Ela deu os primeiros passos na política ao lado do líder seringueiro Chico Mendes, assassinado em 1988, em Xapuri, no Acre. Foi vereadora, deputada estadual e senadora pelo estado acreano, quando foi convidada para assumir o MMA durante o primeiro governo de Lula. Ela ficou no posto de janeiro de 2003 até maio de 2008, quando acabou deixando o cargo por conta de divergências políticas dentro do próprio governo.
Marina voltou ao senado federal, e se candidatou à Presidência da república pela primeira vez em 2010. Na época, ela disputou o cargo filiada ao Partido Verde, ficando na terceira posição com 19.636.359 votos.

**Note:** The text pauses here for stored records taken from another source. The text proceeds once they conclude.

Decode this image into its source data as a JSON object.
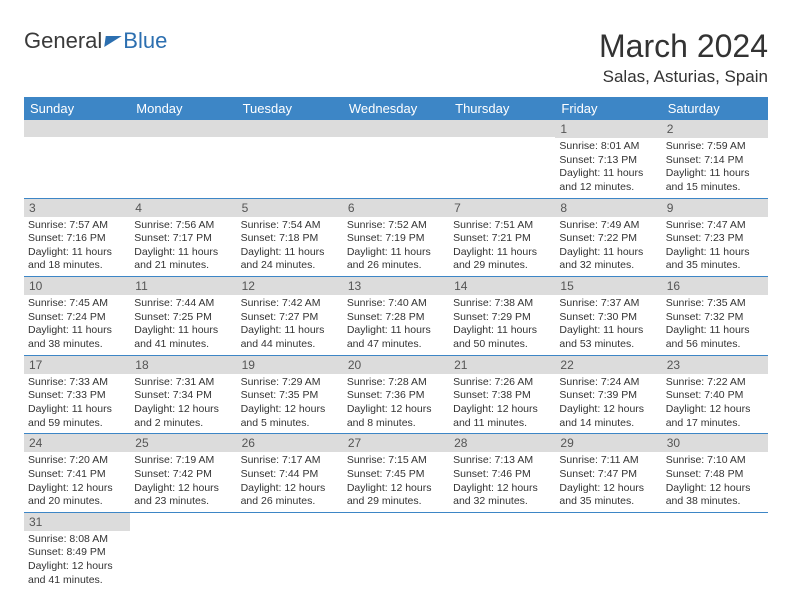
{
  "logo": {
    "general": "General",
    "blue": "Blue"
  },
  "title": "March 2024",
  "subtitle": "Salas, Asturias, Spain",
  "theme": {
    "header_bg": "#3d86c6",
    "header_fg": "#ffffff",
    "daynum_bg": "#dcdcdc",
    "rule_color": "#3d86c6",
    "text_color": "#333333"
  },
  "day_headers": [
    "Sunday",
    "Monday",
    "Tuesday",
    "Wednesday",
    "Thursday",
    "Friday",
    "Saturday"
  ],
  "weeks": [
    [
      null,
      null,
      null,
      null,
      null,
      {
        "num": "1",
        "sunrise": "8:01 AM",
        "sunset": "7:13 PM",
        "dh": "11",
        "dm": "12"
      },
      {
        "num": "2",
        "sunrise": "7:59 AM",
        "sunset": "7:14 PM",
        "dh": "11",
        "dm": "15"
      }
    ],
    [
      {
        "num": "3",
        "sunrise": "7:57 AM",
        "sunset": "7:16 PM",
        "dh": "11",
        "dm": "18"
      },
      {
        "num": "4",
        "sunrise": "7:56 AM",
        "sunset": "7:17 PM",
        "dh": "11",
        "dm": "21"
      },
      {
        "num": "5",
        "sunrise": "7:54 AM",
        "sunset": "7:18 PM",
        "dh": "11",
        "dm": "24"
      },
      {
        "num": "6",
        "sunrise": "7:52 AM",
        "sunset": "7:19 PM",
        "dh": "11",
        "dm": "26"
      },
      {
        "num": "7",
        "sunrise": "7:51 AM",
        "sunset": "7:21 PM",
        "dh": "11",
        "dm": "29"
      },
      {
        "num": "8",
        "sunrise": "7:49 AM",
        "sunset": "7:22 PM",
        "dh": "11",
        "dm": "32"
      },
      {
        "num": "9",
        "sunrise": "7:47 AM",
        "sunset": "7:23 PM",
        "dh": "11",
        "dm": "35"
      }
    ],
    [
      {
        "num": "10",
        "sunrise": "7:45 AM",
        "sunset": "7:24 PM",
        "dh": "11",
        "dm": "38"
      },
      {
        "num": "11",
        "sunrise": "7:44 AM",
        "sunset": "7:25 PM",
        "dh": "11",
        "dm": "41"
      },
      {
        "num": "12",
        "sunrise": "7:42 AM",
        "sunset": "7:27 PM",
        "dh": "11",
        "dm": "44"
      },
      {
        "num": "13",
        "sunrise": "7:40 AM",
        "sunset": "7:28 PM",
        "dh": "11",
        "dm": "47"
      },
      {
        "num": "14",
        "sunrise": "7:38 AM",
        "sunset": "7:29 PM",
        "dh": "11",
        "dm": "50"
      },
      {
        "num": "15",
        "sunrise": "7:37 AM",
        "sunset": "7:30 PM",
        "dh": "11",
        "dm": "53"
      },
      {
        "num": "16",
        "sunrise": "7:35 AM",
        "sunset": "7:32 PM",
        "dh": "11",
        "dm": "56"
      }
    ],
    [
      {
        "num": "17",
        "sunrise": "7:33 AM",
        "sunset": "7:33 PM",
        "dh": "11",
        "dm": "59"
      },
      {
        "num": "18",
        "sunrise": "7:31 AM",
        "sunset": "7:34 PM",
        "dh": "12",
        "dm": "2"
      },
      {
        "num": "19",
        "sunrise": "7:29 AM",
        "sunset": "7:35 PM",
        "dh": "12",
        "dm": "5"
      },
      {
        "num": "20",
        "sunrise": "7:28 AM",
        "sunset": "7:36 PM",
        "dh": "12",
        "dm": "8"
      },
      {
        "num": "21",
        "sunrise": "7:26 AM",
        "sunset": "7:38 PM",
        "dh": "12",
        "dm": "11"
      },
      {
        "num": "22",
        "sunrise": "7:24 AM",
        "sunset": "7:39 PM",
        "dh": "12",
        "dm": "14"
      },
      {
        "num": "23",
        "sunrise": "7:22 AM",
        "sunset": "7:40 PM",
        "dh": "12",
        "dm": "17"
      }
    ],
    [
      {
        "num": "24",
        "sunrise": "7:20 AM",
        "sunset": "7:41 PM",
        "dh": "12",
        "dm": "20"
      },
      {
        "num": "25",
        "sunrise": "7:19 AM",
        "sunset": "7:42 PM",
        "dh": "12",
        "dm": "23"
      },
      {
        "num": "26",
        "sunrise": "7:17 AM",
        "sunset": "7:44 PM",
        "dh": "12",
        "dm": "26"
      },
      {
        "num": "27",
        "sunrise": "7:15 AM",
        "sunset": "7:45 PM",
        "dh": "12",
        "dm": "29"
      },
      {
        "num": "28",
        "sunrise": "7:13 AM",
        "sunset": "7:46 PM",
        "dh": "12",
        "dm": "32"
      },
      {
        "num": "29",
        "sunrise": "7:11 AM",
        "sunset": "7:47 PM",
        "dh": "12",
        "dm": "35"
      },
      {
        "num": "30",
        "sunrise": "7:10 AM",
        "sunset": "7:48 PM",
        "dh": "12",
        "dm": "38"
      }
    ],
    [
      {
        "num": "31",
        "sunrise": "8:08 AM",
        "sunset": "8:49 PM",
        "dh": "12",
        "dm": "41"
      },
      null,
      null,
      null,
      null,
      null,
      null
    ]
  ],
  "labels": {
    "sunrise": "Sunrise: ",
    "sunset": "Sunset: ",
    "daylight_tpl": "Daylight: {h} hours and {m} minutes."
  }
}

Depois da primeira disputa presidencial, Marina decidiu fundar o próprio partido, o Rede Sustentabilidade, que teve o registro negado em 2013. Na época, o Tribunal Superior Eleitoral (TSE) negou o registro do novo partido, que obteve um total 442.524 eleitores com assinaturas certificadas pelos cartórios eleitorais, quando a legislação exigia o número mínimo de 491.949 assinaturas.
Sem poder se candidatar pela Rede, Marina aceitou a proposta para ser candidata à vice-presidência na chapa do ex-governador de Pernambuco, Eduardo Campos, do Partido Socialista Brasileiro (PSB). Campos acabou morrendo um desastre aéreo, em Santos, litoral paulista, e a ambientalista acabou sendo escolhida pelo partido para ser candidata à Presidência, contra a então presidente Dilma Rousseff (PT). Na campanha, Marina foi alvo de uma das maiores e mais violentas campanhas de desconstrução de imagem, promovida pelo PT e, novamente, acabou terminando o primeiro turno na terceira posição, com 22.154.707 de votos.
A última vez em que ela se candidatou à Presidência foi em 2018, já pela Rede Sustentabilidade, e acabou tendo o seu pior desempenho nas urnas na corrida presidencial, ficando com 1.069.575 votos, terminando na oitava posição. Em 2022, decidiu ser candidata a deputada federal por São Paulo, e foi eleita com 237.526 votos.